In Metrowest, small homes on tiny lots are usually cottages and their location is almost always along bottom-land near oceans, rivers, lakes and streams. While cottage is a hard style to describe, there are a few distinguishing characteristics – the most sweeping generality being that it is a very informal style.
In addition, they are: boxy, simple architecture without any ornamentation; low, almost flat gabled roofs with overhanging eaves; and tiny windows and doors installed to catch shade and breezes without regard to symmetry or style. They can be made up of a Hodge-podge of easily available materials and stories abound about cottages made from recycled shipping pallets, crates and scrap lumber.

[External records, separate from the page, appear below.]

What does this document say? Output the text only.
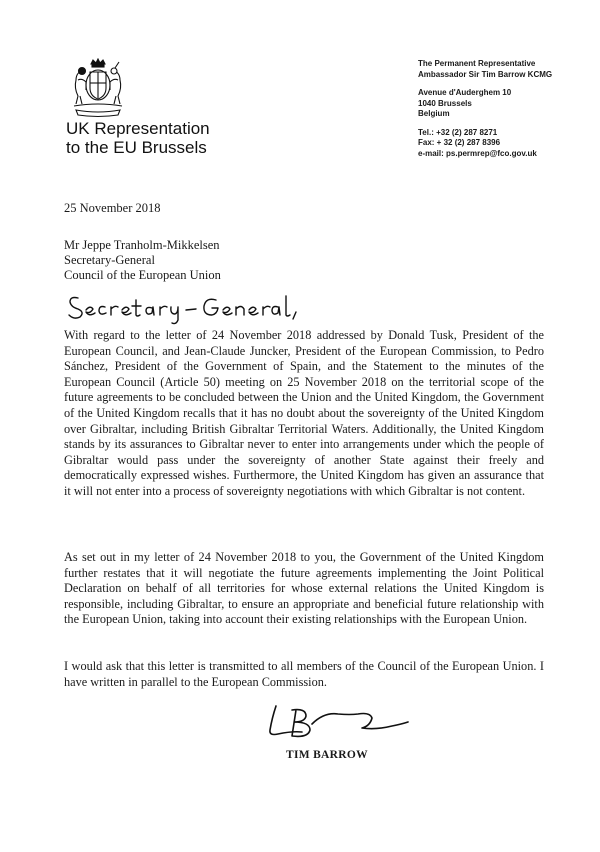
UK Representation
to the EU Brussels
The Permanent Representative
Ambassador Sir Tim Barrow KCMG
Avenue d'Auderghem 10
1040 Brussels
Belgium
Tel.: +32 (2) 287 8271
Fax: + 32 (2) 287 8396
e-mail: ps.permrep@fco.gov.uk
25 November 2018
Mr Jeppe Tranholm-Mikkelsen
Secretary-General
Council of the European Union

With regard to the letter of 24 November 2018 addressed by Donald Tusk, President of the European Council, and Jean-Claude Juncker, President of the European Commission, to Pedro Sánchez, President of the Government of Spain, and the Statement to the minutes of the European Council (Article 50) meeting on 25 November 2018 on the territorial scope of the future agreements to be concluded between the Union and the United Kingdom, the Government of the United Kingdom recalls that it has no doubt about the sovereignty of the United Kingdom over Gibraltar, including British Gibraltar Territorial Waters. Additionally, the United Kingdom stands by its assurances to Gibraltar never to enter into arrangements under which the people of Gibraltar would pass under the sovereignty of another State against their freely and democratically expressed wishes. Furthermore, the United Kingdom has given an assurance that it will not enter into a process of sovereignty negotiations with which Gibraltar is not content.

As set out in my letter of 24 November 2018 to you, the Government of the United Kingdom further restates that it will negotiate the future agreements implementing the Joint Political Declaration on behalf of all territories for whose external relations the United Kingdom is responsible, including Gibraltar, to ensure an appropriate and beneficial future relationship with the European Union, taking into account their existing relationships with the European Union.

I would ask that this letter is transmitted to all members of the Council of the European Union. I have written in parallel to the European Commission.

TIM BARROW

Unlike the cottages found in the Caribbean and island locations, most original New England cottages began as homes for poor people or were built on large estates to cheaply house the help. In the 1950’s they were built en masse as country vacation homes for the growing middle class, and in the following decades those homes have been “winterized” and updated to become year-round communities.

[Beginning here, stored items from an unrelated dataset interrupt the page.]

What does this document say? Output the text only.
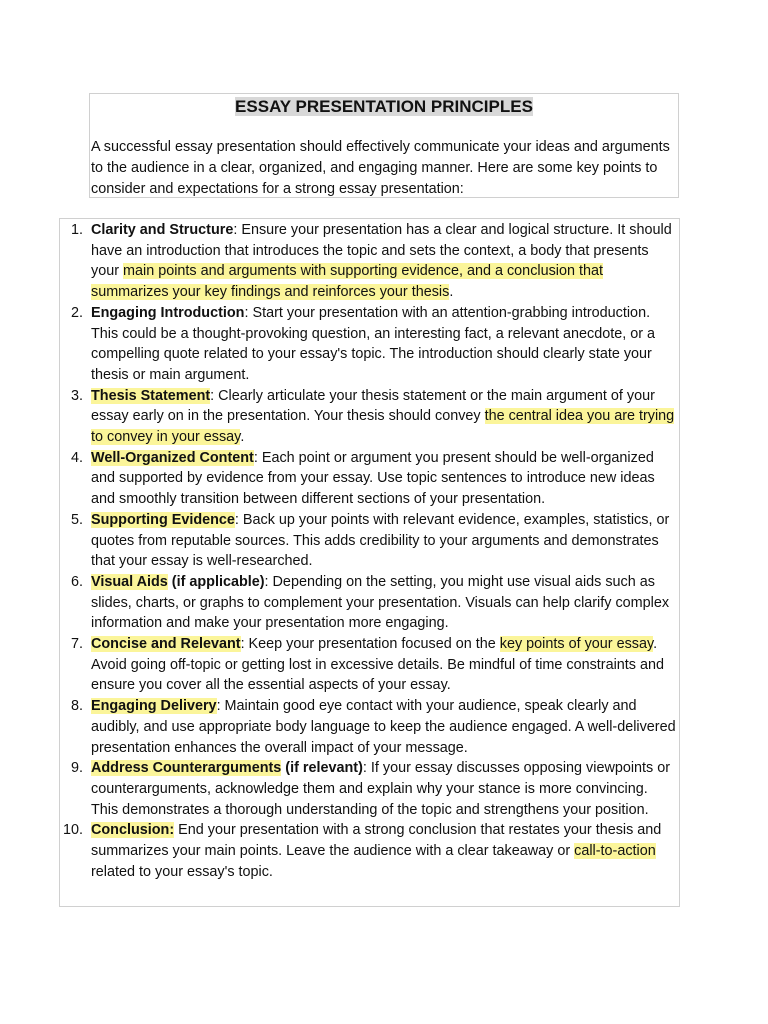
ESSAY PRESENTATION PRINCIPLES

A successful essay presentation should effectively communicate your ideas and arguments to the audience in a clear, organized, and engaging manner. Here are some key points to consider and expectations for a strong essay presentation:

1. Clarity and Structure: Ensure your presentation has a clear and logical structure. It should have an introduction that introduces the topic and sets the context, a body that presents your main points and arguments with supporting evidence, and a conclusion that summarizes your key findings and reinforces your thesis.
2. Engaging Introduction: Start your presentation with an attention-grabbing introduction. This could be a thought-provoking question, an interesting fact, a relevant anecdote, or a compelling quote related to your essay's topic. The introduction should clearly state your thesis or main argument.
3. Thesis Statement: Clearly articulate your thesis statement or the main argument of your essay early on in the presentation. Your thesis should convey the central idea you are trying to convey in your essay.
4. Well-Organized Content: Each point or argument you present should be well-organized and supported by evidence from your essay. Use topic sentences to introduce new ideas and smoothly transition between different sections of your presentation.
5. Supporting Evidence: Back up your points with relevant evidence, examples, statistics, or quotes from reputable sources. This adds credibility to your arguments and demonstrates that your essay is well-researched.
6. Visual Aids (if applicable): Depending on the setting, you might use visual aids such as slides, charts, or graphs to complement your presentation. Visuals can help clarify complex information and make your presentation more engaging.
7. Concise and Relevant: Keep your presentation focused on the key points of your essay. Avoid going off-topic or getting lost in excessive details. Be mindful of time constraints and ensure you cover all the essential aspects of your essay.
8. Engaging Delivery: Maintain good eye contact with your audience, speak clearly and audibly, and use appropriate body language to keep the audience engaged. A well-delivered presentation enhances the overall impact of your message.
9. Address Counterarguments (if relevant): If your essay discusses opposing viewpoints or counterarguments, acknowledge them and explain why your stance is more convincing. This demonstrates a thorough understanding of the topic and strengthens your position.
10. Conclusion: End your presentation with a strong conclusion that restates your thesis and summarizes your main points. Leave the audience with a clear takeaway or call-to-action related to your essay's topic.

Cottages are ideal starter homes and are usually the lowest priced segment of their market. Recent trends indicate that they are appealing to the baby boomers who are looking to scale down for lifestyle or economic reasons and want to be part of a waterside community. Because of the buyer pool attracted to these homes, fixing up a cottage without increasing the living area is generally not considered a good investment. However if you update one for your own quality of living, you will usually increase the “curb appeal” and saleability.